Hierarchically-Structured Open-Vocabulary Indoor Scene Synthesis with Pre-trained Large Language Model

Authors: Weilin Sun, Xinran Li, Manyi Li, Kai Xu, Xiangxu Meng, Lei Meng

AAAI 2025 | Venue PDF | Archive PDF | Plain Text | LLM Run Details

Reproducibility Variable Result LLM Response
Research Type Experimental We conduct extensive comparison experiments and ablation studies with both qualitative and quantitative evaluations to validate the effectiveness of our key designs with the hierarchically structured scene representation.
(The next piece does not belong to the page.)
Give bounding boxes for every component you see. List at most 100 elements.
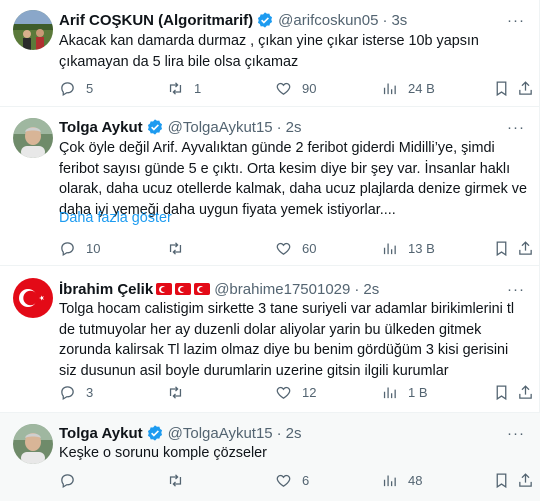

Our approach can generate more reasonable scene layouts while better aligned with the user requirements and LLM descriptions.
Researcher Affiliation Academia 1School of Software, Shandong University, China 2 School of Computer Science, National University of Defense Technology, China 3 Shandong Research Institute of Industrial Technology, China EMAIL, EMAIL, EMAIL, EMAIL
Pseudocode No The paper describes methods such as 'divide-and-conquer optimization' and formulations using mathematical notation, but it does not present any explicitly labeled pseudocode or algorithm blocks with structured steps.
Open Source Code No The paper mentions retraining deep networks using 'their released code' (referring to other methods) and using 'their implementations of the pipelines' for LLM-assisted approaches. However, there is no explicit statement or link indicating that the authors have released their own source code for the methodology described in this paper.
Open Datasets Yes We conduct the comparison and ablation study on the 3D-Front dataset (Fu et al. 2021). Finally, we retrieve 3D object models from Objaverse (Deitke et al. 2023) and 3D-Front datasets (Fu et al. 2021) based on the CLIP scores
Dataset Splits Yes The sizes of the training sets are 3397 and 690 for bedrooms and living rooms, while the corresponding test sets are 60 and 53.
Hardware Specification Yes The network is trained on the combination of the bedroom and living room training sets, which takes about 8 hours on a Nvidia 4090 GPU.
Software Dependencies No The paper mentions 'GPT-4(Achiam et al. 2023)' and 'GUROBI solver (Gurobi Optimization, LLC 2023)'. While these tools are identified, specific version numbers for the software themselves (e.g., GPT-4 version X, GUROBI version Y) are not provided, only citations to their reference papers or the company year of the manual.
Experiment Setup Yes We train the hierarchy-aware neural network with 500 epochs using the Adam optimizer, where the batch size is 4 and the learning rate is 1e-4.